Ce que sait la main est le premier livre d’une trilogie centrée sur l’Homo faber, au cœur de laquelle se trouve l’enjeu éthique de l’homme en tant qu’artisan de sa propre vie. Ce premier volume est notamment consacré aux implications éthiques des savoirs pratiques : l’auteur se penche sur la relation entre corps et esprit lors de la réalisation d’un travail.
Le point de départ des réflexions de Sennett est la théorie de l’action que la philosophe Hannah Arendt, dont il a été l’élève, a développée dans La Condition de l’homme moderne (1958). Dans les premières pages de son livre, Sennett raconte notamment une rencontre à New York, dans les années soixante, au cours de laquelle il avait discuté avec Arendt de la portée éthique du travail et de la technique : stimulé par les théories et les enseignements d’Arendt, mais quelque peu insatisfait, il n’avait pas été capable à l’époque d’articuler ses perplexités. Cinquante ans exactement après la première parution de La Condition de l’homme moderne, Ce que sait la main se veut une tentative de reprendre le dialogue entre disciple et maîtresse.
Dans La Condition de l’homme moderne, Hannah Arendt a proposé une distinction entre « animal laborans » et « homo faber ». L’« animal laborans » serait l’homme entièrement dévoué à sa tâche, celui qui n’interroge pas le but de son travail mais qui veille seulement à sa bonne exécution. L’« homo faber » serait celui qui face à une tâche se demande non pas « comment », mais « pourquoi ». Dans le système d’Arendt, une hiérarchie se déclenche : l’homo faber « n’est pas le collègue de l’animal laborans mais son supérieur » (p. 17). Au sommet de la hiérarchie, Arendt pose le « zôon politikon », l’homme de l’Antiquité classique qui se consacrait à la politique et à l’art de vivre ensemble. Cette figure aurait pourtant désormais disparu dans le monde contemporain.
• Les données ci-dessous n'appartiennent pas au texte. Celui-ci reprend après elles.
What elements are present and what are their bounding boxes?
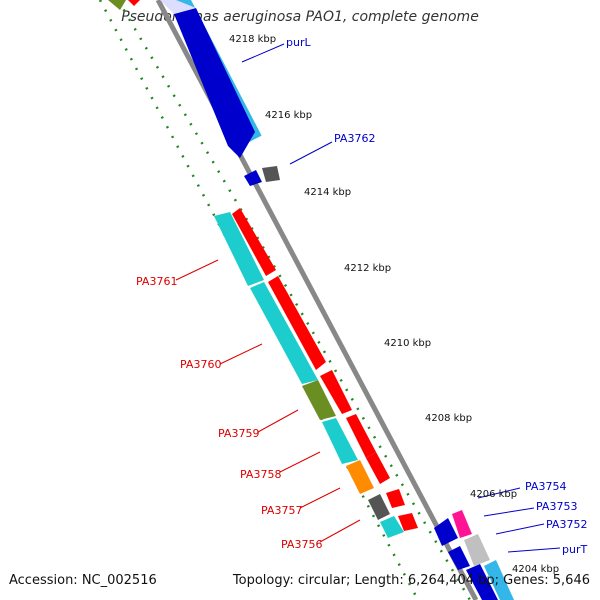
accession-label: Accession: NC_002516 [9, 573, 157, 588]
map-title: Pseudomonas aeruginosa PAO1, complete ge… [121, 9, 479, 25]
gene-PA3757-red[interactable] [366, 452, 390, 484]
gene-red-top-left [128, 0, 140, 6]
label-leaders [175, 43, 561, 553]
label-PA3762[interactable]: PA3762 [334, 132, 375, 145]
leader-PA3752 [495, 523, 545, 535]
gene-blue-small [244, 170, 262, 186]
leader-PA3759 [257, 409, 299, 433]
tick-label: 4208 kbp [425, 413, 472, 424]
leader-purT [507, 547, 561, 553]
tick-label: 4206 kbp [470, 489, 517, 500]
leader-PA3753 [483, 507, 535, 517]
tick-labels: 4218 kbp 4216 kbp 4214 kbp 4212 kbp 4210… [229, 34, 559, 575]
leader-PA3761 [175, 259, 219, 281]
label-purL[interactable]: purL [286, 36, 311, 49]
leader-PA3758 [279, 451, 321, 473]
tick-label: 4214 kbp [304, 187, 351, 198]
label-PA3753[interactable]: PA3753 [536, 500, 577, 513]
gene-PA3761-red[interactable] [232, 208, 276, 276]
gene-PA3753[interactable] [452, 510, 472, 538]
gene-PA3756-cyan[interactable] [380, 516, 404, 538]
label-PA3761[interactable]: PA3761 [136, 275, 177, 288]
gene-purL-reverse [174, 8, 255, 158]
leader-PA3757 [299, 487, 341, 509]
label-PA3759[interactable]: PA3759 [218, 427, 259, 440]
label-PA3752[interactable]: PA3752 [546, 518, 587, 531]
gene-PA3762[interactable] [262, 166, 280, 182]
gene-PA3753-light[interactable] [464, 534, 490, 566]
gene-label-text: purL PA3762 PA3761 PA3760 PA3759 PA3758 … [136, 36, 587, 556]
genome-summary: Topology: circular; Length: 6,264,404 bp… [232, 573, 590, 588]
tick-label: 4204 kbp [512, 564, 559, 575]
gene-purL-light [160, 0, 196, 14]
gene-PA3754[interactable] [434, 518, 458, 546]
gene-PA3752[interactable] [448, 546, 470, 570]
label-PA3760[interactable]: PA3760 [180, 358, 221, 371]
label-purT[interactable]: purT [562, 543, 587, 556]
tick-label: 4216 kbp [265, 110, 312, 121]
leader-purL [241, 43, 285, 63]
gene-PA3758-red[interactable] [346, 414, 376, 458]
leader-PA3756 [319, 519, 361, 543]
tick-label: 4210 kbp [384, 338, 431, 349]
label-PA3757[interactable]: PA3757 [261, 504, 302, 517]
gene-PA3758[interactable] [322, 418, 358, 464]
gene-PA3757[interactable] [346, 460, 374, 494]
gene-PA3756[interactable] [368, 494, 390, 520]
label-PA3756[interactable]: PA3756 [281, 538, 322, 551]
gene-purT[interactable] [466, 564, 498, 600]
leader-PA3760 [219, 343, 263, 365]
leader-PA3754 [477, 487, 521, 499]
label-PA3754[interactable]: PA3754 [525, 480, 566, 493]
gene-blue-top-left [108, 0, 126, 10]
gene-PA3761[interactable] [214, 212, 264, 286]
label-PA3758[interactable]: PA3758 [240, 468, 281, 481]
gene-PA3756-fwd [398, 513, 418, 531]
gene-PA3759[interactable] [302, 380, 336, 420]
tick-label: 4218 kbp [229, 34, 276, 45]
gene-PA3760[interactable] [250, 282, 318, 384]
gene-PA3760-red[interactable] [268, 276, 326, 370]
gene-purT-light[interactable] [484, 560, 514, 600]
gene-PA3759-red[interactable] [320, 370, 352, 414]
gene-PA3757-fwd [386, 489, 405, 508]
leader-PA3762 [289, 141, 333, 165]
tick-label: 4212 kbp [344, 263, 391, 274]
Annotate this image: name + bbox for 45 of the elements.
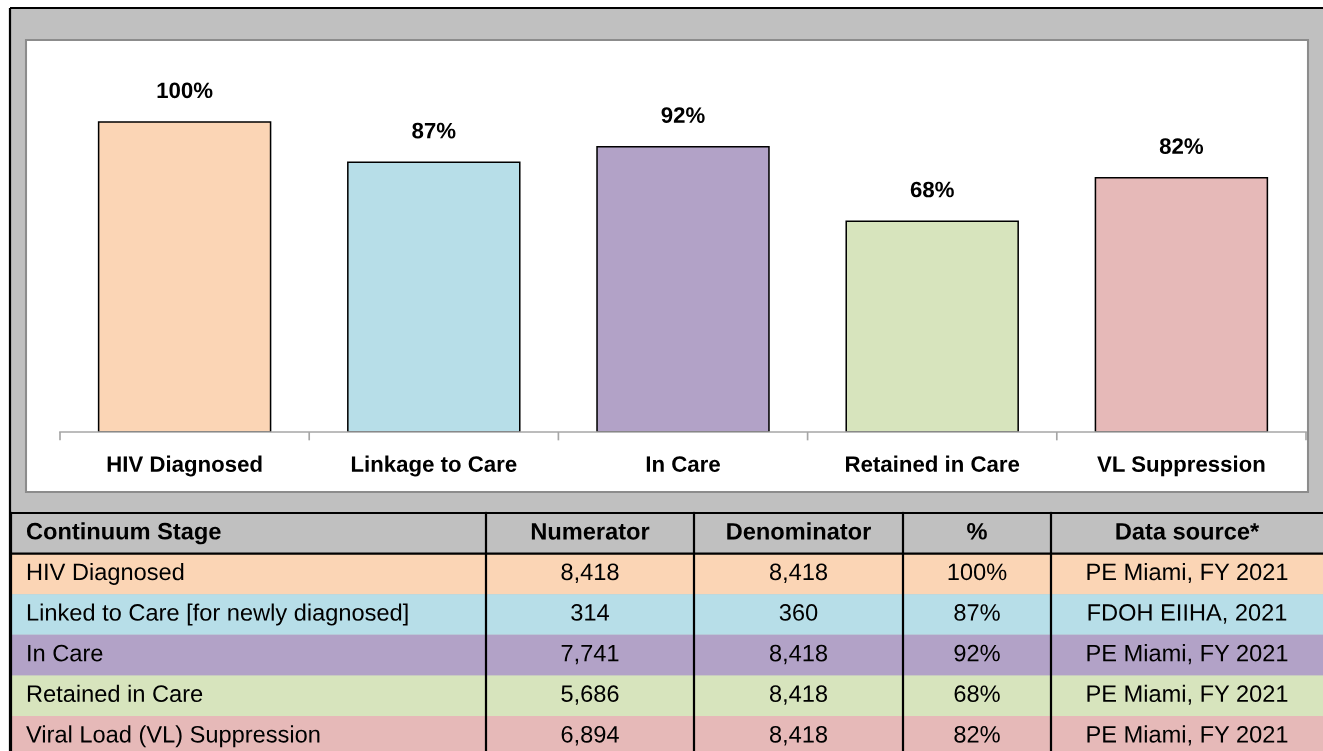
text: 100% [948,563,1007,581]
data-label: 100% [157,82,213,99]
text: 8,418 [769,685,828,705]
text: 8,418 [769,725,828,746]
bar [1094,177,1269,432]
data-label: 87% [412,122,456,139]
x-tick-label: Retained in Care [846,455,1020,472]
bar [97,121,272,432]
x-tick-label: In Care [646,456,720,472]
text: 8,418 [769,563,828,584]
text: 6,894 [561,725,619,746]
text: Numerator [531,523,650,540]
text: % [967,522,987,540]
text: FDOH EIIHA, 2021 [1088,604,1287,624]
text: 7,741 [561,644,619,665]
text: 5,686 [561,685,619,705]
text: Denominator [727,522,871,540]
bar [347,161,521,432]
text: PE Miami, FY 2021 [1087,644,1288,665]
text: 8,418 [769,644,828,665]
text: 87% [954,604,1000,621]
text: Viral Load (VL) Suppression [26,725,320,748]
source-note: Data source* [1116,523,1260,540]
text: PE Miami, FY 2021 [1087,684,1288,705]
text: PE Miami, FY 2021 [1087,725,1288,746]
x-tick-label: HIV Diagnosed [107,455,262,477]
text: 314 [571,604,610,621]
text: In Care [28,644,103,662]
text: 360 [779,604,818,621]
data-label: 92% [661,107,705,123]
text: HIV Diagnosed [27,562,184,585]
x-tick-label: Linkage to Care [351,455,517,477]
bar [845,220,1019,432]
data-label: 68% [910,181,954,198]
text: 92% [954,644,1000,662]
text: Linked to Care [for newly diagnosed] [27,603,408,626]
x-tick-label: VL Suppression [1097,455,1265,477]
text: 68% [954,685,1000,703]
text: 82% [954,725,1000,743]
data-label: 82% [1159,138,1204,154]
text: PE Miami, FY 2021 [1087,562,1288,584]
text: Continuum Stage [26,522,221,545]
text: 8,418 [561,563,619,584]
bar [596,146,770,432]
text: Retained in Care [27,684,203,703]
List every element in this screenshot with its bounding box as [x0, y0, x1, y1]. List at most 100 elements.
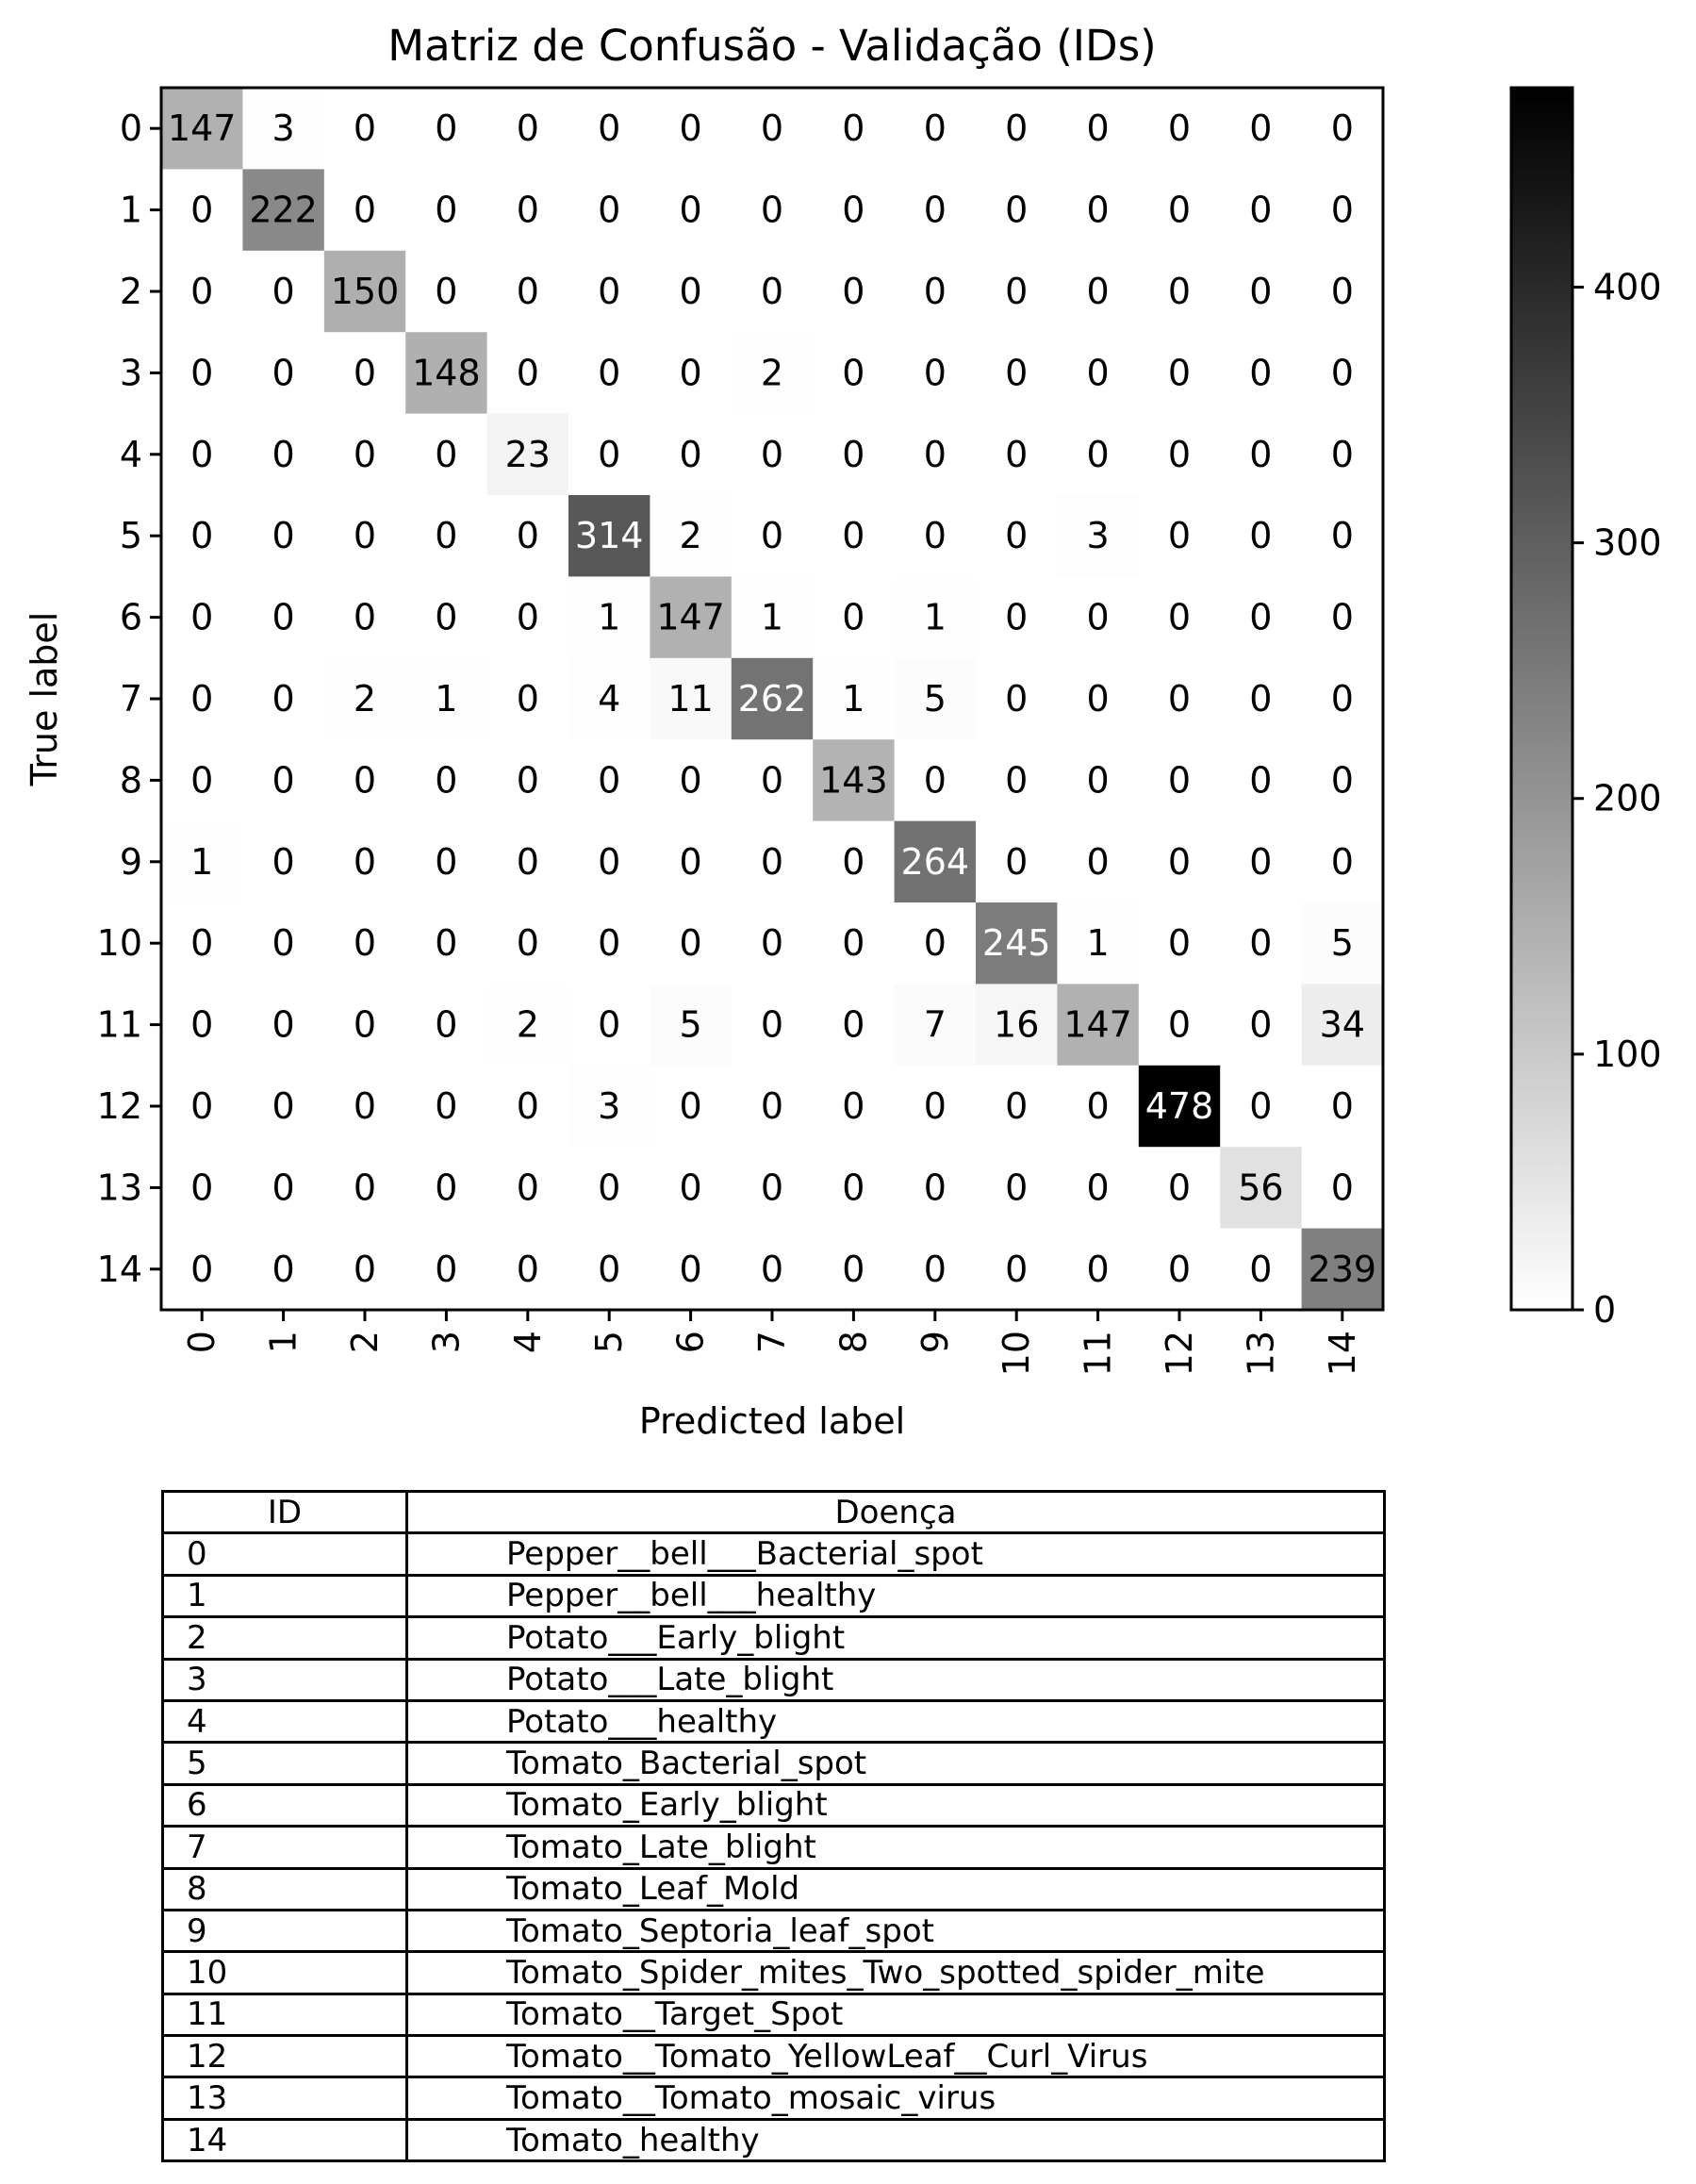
table-row: 13 Tomato__Tomato_mosaic_virus — [161, 2076, 1386, 2121]
cell-value-label: 0 — [190, 597, 213, 638]
table-row: 10 Tomato_Spider_mites_Two_spotted_spider… — [161, 1950, 1386, 1995]
cell-value-label: 0 — [354, 841, 376, 883]
cell-value-label: 0 — [842, 841, 864, 883]
cell-value-label: 0 — [761, 1166, 783, 1208]
table-body: 0 Pepper__bell___Bacterial_spot 1 Pepper__b… — [161, 1531, 1386, 2163]
cell-value-label: 0 — [1087, 271, 1110, 312]
heatmap-cell — [1220, 88, 1303, 170]
heatmap-cell — [894, 739, 977, 822]
heatmap-cell — [161, 657, 243, 740]
cell-value-label: 0 — [842, 515, 864, 556]
heatmap-cell — [976, 1065, 1058, 1148]
table-header-disease: Doença — [405, 1489, 1386, 1535]
x-tick-label: 13 — [1240, 1331, 1281, 1376]
heatmap-cell — [731, 657, 814, 740]
cell-value-label: 262 — [738, 678, 807, 720]
table-cell-disease: Tomato_Spider_mites_Two_spotted_spider_m… — [405, 1950, 1386, 1995]
heatmap-cell — [1301, 1147, 1384, 1230]
heatmap-cell — [323, 576, 406, 659]
cell-value-label: 0 — [1005, 678, 1028, 720]
table-row: 5 Tomato_Bacterial_spot — [161, 1741, 1386, 1786]
table-cell-disease: Tomato_Late_blight — [405, 1825, 1386, 1870]
heatmap-cell — [1220, 576, 1303, 659]
cell-value-label: 0 — [1331, 759, 1354, 801]
cell-value-label: 0 — [598, 1004, 620, 1046]
cell-value-label: 0 — [517, 1249, 539, 1290]
heatmap-cell — [486, 984, 569, 1067]
heatmap-cell — [894, 495, 977, 577]
cell-value-label: 0 — [842, 108, 864, 149]
heatmap-cell — [894, 984, 977, 1067]
heatmap-cell — [1301, 1228, 1384, 1311]
cell-value-label: 148 — [412, 352, 481, 393]
heatmap-cell — [813, 984, 896, 1067]
heatmap-cell — [405, 1147, 488, 1230]
cell-value-label: 0 — [435, 190, 457, 231]
cell-value-label: 0 — [924, 759, 947, 801]
y-tick-label: 11 — [97, 1004, 142, 1046]
cell-value-label: 0 — [1249, 841, 1272, 883]
cell-value-label: 0 — [190, 515, 213, 556]
cell-value-label: 0 — [1087, 1085, 1110, 1127]
cell-value-label: 2 — [517, 1004, 539, 1046]
heatmap-cell — [1138, 576, 1221, 659]
heatmap-cell — [242, 413, 325, 496]
table-cell-id: 12 — [161, 2034, 408, 2079]
table-row: 14 Tomato_healthy — [161, 2117, 1386, 2163]
heatmap-cell — [323, 984, 406, 1067]
heatmap-cell — [1220, 495, 1303, 577]
cell-value-label: 7 — [924, 1004, 947, 1046]
cell-value-label: 0 — [1331, 352, 1354, 393]
colorbar-ticks: 0 100 200 300 400 — [1573, 266, 1662, 1331]
heatmap-cell — [1138, 657, 1221, 740]
cell-value-label: 1 — [1087, 922, 1110, 964]
heatmap-cell — [894, 657, 977, 740]
heatmap-cell — [976, 902, 1058, 984]
heatmap-cell — [813, 250, 896, 333]
cell-value-label: 0 — [924, 922, 947, 964]
cell-value-label: 0 — [190, 352, 213, 393]
heatmap-cell — [242, 1147, 325, 1230]
table-cell-id: 11 — [161, 1992, 408, 2038]
heatmap-cell — [1220, 332, 1303, 415]
cell-value-label: 0 — [598, 1249, 620, 1290]
cell-value-label: 34 — [1320, 1004, 1365, 1046]
cell-value-label: 0 — [1168, 352, 1191, 393]
heatmap-cell — [568, 984, 650, 1067]
table-row: 8 Tomato_Leaf_Mold — [161, 1866, 1386, 1911]
cell-value-label: 222 — [249, 190, 318, 231]
heatmap-cell — [161, 250, 243, 333]
heatmap-cell — [1057, 739, 1140, 822]
cell-value-label: 0 — [598, 759, 620, 801]
heatmap-cell — [568, 739, 650, 822]
cell-value-label: 0 — [1331, 108, 1354, 149]
heatmap-cell — [976, 820, 1058, 903]
table-row: 4 Potato___healthy — [161, 1698, 1386, 1745]
cell-value-label: 0 — [354, 108, 376, 149]
table-cell-disease: Tomato_healthy — [405, 2117, 1386, 2163]
heatmap-cell — [1057, 495, 1140, 577]
table-cell-id: 1 — [161, 1573, 408, 1619]
heatmap-cell — [405, 1228, 488, 1311]
y-tick-label: 7 — [120, 678, 142, 720]
cell-value-label: 1 — [761, 597, 783, 638]
heatmap-cell — [1138, 1147, 1221, 1230]
cell-value-label: 3 — [272, 108, 295, 149]
id-legend-table: ID Doença 0 Pepper__bell___Bacterial_spot… — [161, 1489, 1386, 2163]
table-row: 3 Potato___Late_blight — [161, 1657, 1386, 1702]
heatmap-cell — [486, 657, 569, 740]
heatmap-cell — [323, 169, 406, 252]
cell-value-label: 147 — [168, 108, 237, 149]
heatmap-cell — [1057, 820, 1140, 903]
cell-value-label: 0 — [435, 922, 457, 964]
cell-value-label: 0 — [517, 922, 539, 964]
heatmap-cell — [1057, 413, 1140, 496]
heatmap-cell-labels: 147 3 0 0 0 0 0 0 0 0 0 0 0 0 00 222 0 0 0 0 0 0 0 0 0 0 0 0 00 0 150 0… — [168, 108, 1376, 1290]
heatmap-cell — [976, 984, 1058, 1067]
table-cell-disease: Tomato__Tomato_mosaic_virus — [405, 2076, 1386, 2121]
heatmap-cell — [242, 657, 325, 740]
heatmap-cell — [1220, 739, 1303, 822]
heatmap-cell — [161, 1147, 243, 1230]
heatmap-cell — [242, 576, 325, 659]
heatmap-cell — [486, 413, 569, 496]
Ce que sait la main se voue à démontrer que la distinction proposée par Arendt entre « animal laborans » et « homo faber » est en réalité fallacieuse : « Pour Arendt, l’esprit intervient une fois le travail accompli. Suivant une autre approche plus équilibrée, il entre dans le faire une part de réflexion et de sensibilité » (p. 17). Partant des ateliers du Moyen Âge jusqu’aux artisans contemporains, le rapport des travailleurs manuels avec les machines, la conscience matérielle des artisans (c’est-à-dire la conciliation qui intervient entre sensibilité aux contraintes matérielles et capacité d’abstraction, dans les pratiques artisanales), l’emploi des outils, l’obsession pour la qualité, forment une série d’études de cas, grâce à laquelle Sennett explore les manières dont la réflexion et la créativité se mobilisent pendant l’accomplissement d’un travail, et non pas une fois le travail accompli.
Par l’analyse et l’étude de plusieurs pratiques artisanales qui font cas, car elles démontrent qu'il est tout à fait possible de s’épanouir en travaillant dans de bonnes conditions, Sennett vise ainsi à nous démontrer que l’apprentissage par la pratique et la répétition peut s’avérer stimulant, loin d’être abrutissant et ennuyeux, en développant en nous des capacités et des qualités telles que la patience, la concentration, la créativité. Si aujourd’hui les discours hégémoniques autour du travail privilégient plutôt des qualités morales orientées vers le résultat, et non pas vers le processus, le livre de Sennett est un plaidoyer en faveur de la portée épistémique et morale de la pratique et de la patience.